Because some movies have two (or even three) directors, there were a total of 1,395 of them — 283 women (17.1%) and 1,157 men.
Counting just wide releases, though, the ratio is grim: 10 women (5.8%), 162 men.
Women fare better in the documentary world. There were 240 documentaries released last year, made by 275 directors, of which 82 — almost 30% — were female.
Oh, and the Philippines. Seven of the 17 Filipino movies released in the U.S. were directed by Filipino women. I don’t know if that near-equality represents the Filipino film industry as a whole or just the movies that get exported, but it’s an interesting statistical blip that no other country’s exports come close to.
(OK, percentage-wise, two countries do come close: Saudi Arabia and Tunisia. Two directors from each had movies released in the U.S. last year, and all four of them were women.)
Only five of the 161 Indian-born directors were women.
Twelve of the 240 documentaries (5%) were directed by male/female teams, while only 10 of the 1,073 non-docs (a hair under 1%) were.
Does the MPAA rating system still rule the Earth? Maybe not: The vast majority of those 1,313 movies — 877, or 67% — were released without a rating. Another 20% were rated R, 9% were PG-13, 4% were PG, and 0.2% — three movies — were rated G. There were no NC-17s last year, though a handful of the unrated ones would have been NC-17 if they’d been rated (which in some cases is why they weren’t rated). But some of those, especially some of the documentaries, would have been rated G, too.
Of course, that doesn’t mean the MPAA’s rating system is entirely irrelevant. Every film in wide release had a rating, and so did all but a handful of the limited-release films whose grosses were high enough for their distributors to bother reporting them.
You know who doesn’t care about MPAA ratings? People who distribute documentaries. Fully 89% of docs (214 out of 240) were released unrated.
You know who also doesn’t care? Distributors of Indian films. Only three out of 154 bothered to get ratings. That’s a significant subsection of American moviegoers who aren’t being affected by MPAA ratings at all.

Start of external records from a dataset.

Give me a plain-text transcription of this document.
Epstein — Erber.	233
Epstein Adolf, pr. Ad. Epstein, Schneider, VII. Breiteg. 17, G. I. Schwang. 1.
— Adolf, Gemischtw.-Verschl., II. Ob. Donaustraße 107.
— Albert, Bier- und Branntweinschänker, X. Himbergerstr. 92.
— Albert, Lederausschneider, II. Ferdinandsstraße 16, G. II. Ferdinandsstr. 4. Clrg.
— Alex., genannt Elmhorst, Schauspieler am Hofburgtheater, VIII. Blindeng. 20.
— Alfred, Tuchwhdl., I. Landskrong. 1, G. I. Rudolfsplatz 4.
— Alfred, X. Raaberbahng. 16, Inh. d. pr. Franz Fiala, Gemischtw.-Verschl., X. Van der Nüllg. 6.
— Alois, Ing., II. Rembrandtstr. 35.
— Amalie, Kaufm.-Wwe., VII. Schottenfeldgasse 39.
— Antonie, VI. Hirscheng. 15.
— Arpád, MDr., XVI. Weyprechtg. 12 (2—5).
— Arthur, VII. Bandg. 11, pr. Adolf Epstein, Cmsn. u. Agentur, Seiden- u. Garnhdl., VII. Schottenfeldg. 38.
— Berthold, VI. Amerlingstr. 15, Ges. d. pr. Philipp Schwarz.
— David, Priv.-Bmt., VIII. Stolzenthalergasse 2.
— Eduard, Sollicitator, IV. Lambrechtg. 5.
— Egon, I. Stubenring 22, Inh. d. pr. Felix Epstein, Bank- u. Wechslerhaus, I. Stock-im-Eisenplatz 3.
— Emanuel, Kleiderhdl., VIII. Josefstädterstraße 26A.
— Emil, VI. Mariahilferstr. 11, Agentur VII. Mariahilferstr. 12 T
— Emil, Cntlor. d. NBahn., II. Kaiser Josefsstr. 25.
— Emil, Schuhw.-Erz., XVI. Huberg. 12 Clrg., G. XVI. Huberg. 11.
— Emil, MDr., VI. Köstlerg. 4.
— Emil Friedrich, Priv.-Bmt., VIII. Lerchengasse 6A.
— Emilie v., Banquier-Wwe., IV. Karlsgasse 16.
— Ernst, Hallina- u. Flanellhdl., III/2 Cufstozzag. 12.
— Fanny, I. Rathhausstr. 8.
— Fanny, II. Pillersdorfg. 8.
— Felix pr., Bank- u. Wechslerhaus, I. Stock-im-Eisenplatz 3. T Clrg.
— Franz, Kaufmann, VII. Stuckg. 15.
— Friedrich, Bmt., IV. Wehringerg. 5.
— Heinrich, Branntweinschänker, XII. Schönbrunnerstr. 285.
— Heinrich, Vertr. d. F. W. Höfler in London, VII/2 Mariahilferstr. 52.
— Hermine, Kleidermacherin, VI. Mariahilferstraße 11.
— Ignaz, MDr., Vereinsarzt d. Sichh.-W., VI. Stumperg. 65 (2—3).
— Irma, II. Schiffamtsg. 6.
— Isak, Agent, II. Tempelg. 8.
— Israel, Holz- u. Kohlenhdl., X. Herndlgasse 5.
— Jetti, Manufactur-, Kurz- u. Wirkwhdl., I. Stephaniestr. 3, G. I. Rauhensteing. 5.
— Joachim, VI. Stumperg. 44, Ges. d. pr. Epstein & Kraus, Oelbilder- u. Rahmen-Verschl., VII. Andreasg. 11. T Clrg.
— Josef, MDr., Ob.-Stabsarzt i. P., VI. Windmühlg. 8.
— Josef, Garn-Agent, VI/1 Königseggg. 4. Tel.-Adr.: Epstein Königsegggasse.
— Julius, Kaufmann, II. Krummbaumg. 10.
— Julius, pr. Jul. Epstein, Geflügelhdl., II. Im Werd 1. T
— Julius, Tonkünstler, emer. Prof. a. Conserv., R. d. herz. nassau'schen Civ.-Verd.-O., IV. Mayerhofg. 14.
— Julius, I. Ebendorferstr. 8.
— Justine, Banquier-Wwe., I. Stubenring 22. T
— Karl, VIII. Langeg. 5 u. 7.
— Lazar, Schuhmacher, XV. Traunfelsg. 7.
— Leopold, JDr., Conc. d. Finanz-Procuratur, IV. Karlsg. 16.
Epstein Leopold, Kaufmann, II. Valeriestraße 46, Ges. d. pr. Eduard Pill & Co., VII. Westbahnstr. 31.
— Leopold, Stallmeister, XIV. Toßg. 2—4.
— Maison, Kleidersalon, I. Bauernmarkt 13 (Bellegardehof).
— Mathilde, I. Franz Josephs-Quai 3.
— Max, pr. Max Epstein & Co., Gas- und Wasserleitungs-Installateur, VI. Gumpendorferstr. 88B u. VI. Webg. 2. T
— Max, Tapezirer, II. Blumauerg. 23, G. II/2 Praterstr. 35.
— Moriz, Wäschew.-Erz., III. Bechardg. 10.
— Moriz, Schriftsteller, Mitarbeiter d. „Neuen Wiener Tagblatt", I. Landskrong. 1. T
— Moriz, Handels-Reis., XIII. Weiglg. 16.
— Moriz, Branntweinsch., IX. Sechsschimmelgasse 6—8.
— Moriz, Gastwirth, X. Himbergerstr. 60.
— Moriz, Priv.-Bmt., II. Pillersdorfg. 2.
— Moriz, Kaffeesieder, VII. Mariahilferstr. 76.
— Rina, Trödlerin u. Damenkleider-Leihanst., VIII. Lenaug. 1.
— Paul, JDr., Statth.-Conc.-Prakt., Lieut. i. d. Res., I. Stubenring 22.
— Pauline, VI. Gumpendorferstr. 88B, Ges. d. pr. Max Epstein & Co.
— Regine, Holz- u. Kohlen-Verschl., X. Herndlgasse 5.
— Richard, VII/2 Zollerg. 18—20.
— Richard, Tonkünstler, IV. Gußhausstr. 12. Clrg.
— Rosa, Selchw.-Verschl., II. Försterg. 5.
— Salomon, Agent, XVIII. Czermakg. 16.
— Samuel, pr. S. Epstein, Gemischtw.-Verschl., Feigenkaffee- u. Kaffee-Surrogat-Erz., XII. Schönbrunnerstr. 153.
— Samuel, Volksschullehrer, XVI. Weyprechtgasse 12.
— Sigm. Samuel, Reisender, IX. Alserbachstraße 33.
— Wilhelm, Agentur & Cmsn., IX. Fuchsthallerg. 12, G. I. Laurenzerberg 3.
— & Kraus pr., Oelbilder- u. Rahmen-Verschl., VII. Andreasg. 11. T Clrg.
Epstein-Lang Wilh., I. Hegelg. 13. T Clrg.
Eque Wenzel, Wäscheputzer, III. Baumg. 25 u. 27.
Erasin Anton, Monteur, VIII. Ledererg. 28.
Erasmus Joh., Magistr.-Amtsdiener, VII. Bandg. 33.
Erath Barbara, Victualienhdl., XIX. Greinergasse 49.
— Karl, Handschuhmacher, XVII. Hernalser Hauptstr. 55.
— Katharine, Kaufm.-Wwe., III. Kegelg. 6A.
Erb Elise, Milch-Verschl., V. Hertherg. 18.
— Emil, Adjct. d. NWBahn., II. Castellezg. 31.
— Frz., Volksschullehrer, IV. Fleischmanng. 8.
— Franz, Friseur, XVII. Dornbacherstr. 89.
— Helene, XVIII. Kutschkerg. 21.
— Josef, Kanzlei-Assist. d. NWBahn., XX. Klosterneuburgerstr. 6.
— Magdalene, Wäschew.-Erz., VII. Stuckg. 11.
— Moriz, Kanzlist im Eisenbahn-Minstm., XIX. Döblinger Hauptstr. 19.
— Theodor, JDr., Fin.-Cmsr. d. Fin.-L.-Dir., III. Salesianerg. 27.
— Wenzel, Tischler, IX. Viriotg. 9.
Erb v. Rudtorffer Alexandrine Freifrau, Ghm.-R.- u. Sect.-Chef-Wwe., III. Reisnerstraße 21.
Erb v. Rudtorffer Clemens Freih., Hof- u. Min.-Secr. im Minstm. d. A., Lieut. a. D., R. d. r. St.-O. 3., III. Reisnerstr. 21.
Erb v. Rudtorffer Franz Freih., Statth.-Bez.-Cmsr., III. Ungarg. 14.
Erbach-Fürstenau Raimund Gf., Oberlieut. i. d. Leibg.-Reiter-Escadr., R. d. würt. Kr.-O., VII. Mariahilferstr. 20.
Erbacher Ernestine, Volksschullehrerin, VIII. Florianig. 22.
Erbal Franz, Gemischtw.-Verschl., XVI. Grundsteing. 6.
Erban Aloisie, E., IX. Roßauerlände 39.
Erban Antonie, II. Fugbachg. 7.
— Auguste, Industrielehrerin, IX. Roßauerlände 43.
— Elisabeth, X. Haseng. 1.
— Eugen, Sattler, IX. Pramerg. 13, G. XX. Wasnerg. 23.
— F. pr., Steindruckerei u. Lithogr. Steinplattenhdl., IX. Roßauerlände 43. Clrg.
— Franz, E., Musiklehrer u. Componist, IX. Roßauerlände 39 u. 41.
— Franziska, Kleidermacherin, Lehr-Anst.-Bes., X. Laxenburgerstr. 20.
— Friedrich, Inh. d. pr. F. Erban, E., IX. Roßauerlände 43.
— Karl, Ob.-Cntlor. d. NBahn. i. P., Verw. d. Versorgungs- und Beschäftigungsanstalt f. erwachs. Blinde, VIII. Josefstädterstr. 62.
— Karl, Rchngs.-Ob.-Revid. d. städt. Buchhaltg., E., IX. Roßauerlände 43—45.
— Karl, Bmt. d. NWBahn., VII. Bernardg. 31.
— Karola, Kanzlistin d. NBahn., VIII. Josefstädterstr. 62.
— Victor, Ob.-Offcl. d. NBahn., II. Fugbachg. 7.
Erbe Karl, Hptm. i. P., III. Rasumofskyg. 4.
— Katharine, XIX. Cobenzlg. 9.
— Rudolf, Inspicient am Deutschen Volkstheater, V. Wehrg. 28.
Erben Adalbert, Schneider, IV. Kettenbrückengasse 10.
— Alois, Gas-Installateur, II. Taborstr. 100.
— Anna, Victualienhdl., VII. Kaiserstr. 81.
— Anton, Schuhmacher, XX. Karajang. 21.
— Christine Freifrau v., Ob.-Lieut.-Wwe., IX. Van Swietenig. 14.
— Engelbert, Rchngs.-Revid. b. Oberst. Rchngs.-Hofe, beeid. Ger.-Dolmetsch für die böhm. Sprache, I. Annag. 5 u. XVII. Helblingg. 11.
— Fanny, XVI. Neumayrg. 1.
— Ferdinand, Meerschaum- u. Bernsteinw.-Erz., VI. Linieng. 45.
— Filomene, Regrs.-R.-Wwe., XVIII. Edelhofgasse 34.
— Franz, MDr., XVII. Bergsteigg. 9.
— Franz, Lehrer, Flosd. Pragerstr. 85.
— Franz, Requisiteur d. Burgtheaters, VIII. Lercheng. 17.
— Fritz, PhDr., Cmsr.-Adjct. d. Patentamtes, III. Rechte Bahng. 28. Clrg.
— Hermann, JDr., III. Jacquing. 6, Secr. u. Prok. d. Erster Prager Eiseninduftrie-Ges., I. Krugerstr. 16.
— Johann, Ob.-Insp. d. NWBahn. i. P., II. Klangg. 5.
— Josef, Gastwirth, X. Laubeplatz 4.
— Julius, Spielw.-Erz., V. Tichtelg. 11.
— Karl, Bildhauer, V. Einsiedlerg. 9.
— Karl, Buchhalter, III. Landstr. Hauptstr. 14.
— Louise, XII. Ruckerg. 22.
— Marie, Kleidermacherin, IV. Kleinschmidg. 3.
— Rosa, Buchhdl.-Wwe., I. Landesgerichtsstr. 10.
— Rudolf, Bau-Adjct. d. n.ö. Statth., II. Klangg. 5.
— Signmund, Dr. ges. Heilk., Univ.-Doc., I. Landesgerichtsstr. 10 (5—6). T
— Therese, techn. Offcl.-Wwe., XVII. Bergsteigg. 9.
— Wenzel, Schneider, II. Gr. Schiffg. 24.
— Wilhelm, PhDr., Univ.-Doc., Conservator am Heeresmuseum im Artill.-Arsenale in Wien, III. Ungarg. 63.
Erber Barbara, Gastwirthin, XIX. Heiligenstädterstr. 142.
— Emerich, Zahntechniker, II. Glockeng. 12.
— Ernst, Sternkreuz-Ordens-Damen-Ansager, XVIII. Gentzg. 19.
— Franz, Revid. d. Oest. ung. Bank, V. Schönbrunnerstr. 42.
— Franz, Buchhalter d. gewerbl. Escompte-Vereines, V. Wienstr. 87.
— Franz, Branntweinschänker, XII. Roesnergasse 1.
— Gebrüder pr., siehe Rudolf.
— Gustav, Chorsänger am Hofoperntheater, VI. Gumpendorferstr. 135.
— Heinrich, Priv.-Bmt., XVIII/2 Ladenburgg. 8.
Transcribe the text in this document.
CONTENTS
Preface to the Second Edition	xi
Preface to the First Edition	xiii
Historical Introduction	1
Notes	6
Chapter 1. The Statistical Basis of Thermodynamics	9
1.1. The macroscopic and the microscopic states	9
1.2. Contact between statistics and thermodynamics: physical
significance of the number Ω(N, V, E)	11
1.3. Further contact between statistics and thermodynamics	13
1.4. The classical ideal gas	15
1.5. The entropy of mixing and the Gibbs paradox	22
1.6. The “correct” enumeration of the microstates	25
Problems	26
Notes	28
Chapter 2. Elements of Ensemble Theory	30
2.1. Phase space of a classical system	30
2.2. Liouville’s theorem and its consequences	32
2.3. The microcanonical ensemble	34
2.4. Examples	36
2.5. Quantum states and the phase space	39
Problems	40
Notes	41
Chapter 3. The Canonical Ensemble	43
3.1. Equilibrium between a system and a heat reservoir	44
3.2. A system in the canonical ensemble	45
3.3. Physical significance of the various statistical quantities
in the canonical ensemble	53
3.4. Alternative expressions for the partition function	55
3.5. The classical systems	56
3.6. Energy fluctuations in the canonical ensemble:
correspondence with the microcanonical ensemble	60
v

Unsurprisingly, most films released in America are in English — 65.5% (860) of them. Among wide releases, that figure is 99.4%, as there was exactly one wide release that wasn’t primarily in English, and it was Alpha, which used a made-up prehistoric gibberish.
After English, what would you expect to be the most common language of movies released in the U.S.? Spanish, right? Wrong! Man, you’re way off. It’s Telugu, spoken by more than 70 million people in India but only around 370,000 people in America — and 59 films in that tongue were released in 2018. If you’re an American who speaks Telugu, there was a new movie targeted at you every weekend.
After English and Telugu, the most common languages were Hindi (49), Chinese (48, all dialects), French (48), Spanish (36), and Korean (29). There were also two films that were silent or had no dialogue (Mercury from India; 24 Frames from France, by Iranian director Abbas Kiarostami).
Bear in mind that some films are in multiple languages, and I had to make some educated guesses about what “counts.” IMDb is not useful in this department because a language tends to be included if it’s represented by so much as one line of dialogue. For example, the Overboard remake is in English, with a couple of scenes in Spanish (but not enough for it to be a “Spanish-language film”). IMDb, though, says the movie is in “English, Norwegian, Spanish, and French” — I guess because someone in the movie says something in Norwegian and French at some point. And that’s a movie I saw! When it comes to movies I didn’t see (especially ones from Europe, where there are often several overlapping languages), I had to make judgment calls.
I opted to track where the directors were from instead of where the films were from for two reasons. One is that a person’s biography is simply more interesting than a movie’s. The other is that a lot of movies are international co-productions between two or more countries, and it’s a nebulous concept anyway. If the movie was made in Canada with Canadian funding, but the director, writer, and cast are all American, and it’s released by an American distributor, is that an American film or a Canadian one?
Keep in mind that a director’s birth country isn’t necessarily the same as their citizenship (though it usually is), and there are often surprises, like Red Sparrow director Francis Lawrence having been born in Austria or Marc Forster (Christopher Robin) being from Germany.
This is where we see the melting pot, though it’s still predominantly a white one. Among wide releases, there were five Asian-born directors, one from Africa (South Africa), two from South America (Uruguay and Brazil), and all the rest from America (65%), Europe (19%), Oceania (5%), or Canada (2%).
Of course, nearly all of the wide releases were made in America by American studios for an English-speaking audience. Looking at the limited releases, many of which come from around the world, we see greater diversity, starting with the 161 directors who were born in India. Then it’s England (80), France (52), and Canada (43), followed by 34 each from China and South Korea. In all, those 1,313 movies were made by people born in 76 countries on six continents (no Antarcticans this year).
Everything is sequels and remakes, right? Not entirely! A plurality of wide releases (31.3%) were wholly original, with 21.9% that were documentaries or BOATS (based on a true story). A little more than a quarter of wide releases (26.3%) were sequels, prequels, remakes, or franchise entries, and about one-fifth (20.1%) were based on books, stories, plays, video games, or the Bible.
Source material for limited releases was harder to track down accurately without spending an inordinate amount of time. IMDb doesn’t always indicate whether a movie is based on something, especially when it comes to small foreign films, nor do reviews always mention it. According to my numbers, 76.3% (699) of the 916 non-documentary limited releases were wholly original. Again, that number isn’t correct — I undoubtedly counted some as “original” that were actually adaptations or BOATS — but even if I’m off by a bit it’s still an impressive percentage.
Unless I missed something, only two films out of 1,313 were based on TV shows: Teen Titans Go! To The Movies, and A Wizard’s Tale, aka Here Comes the Grump, based on an NBC cartoon from 1969-70.
Of the 135 limited-release non-docs directed by women, 76 — more than half — were written by those same women. That’s a better “written and directed by” rate than the male-directed films, where 291 out of 766 (38%) were written by their directors.
No surprise that it’s quite different with wide releases, where studios are reluctant to give so much control to a single person. Only 14% of wide releases were written and directed by the same person, and they were almost all men. The only solo female writer/director was Bethany Ashton Wolf for Forever My Girl, though Abby Kohn co-wrote and co-directed I Feel Pretty with Marc Silverstein.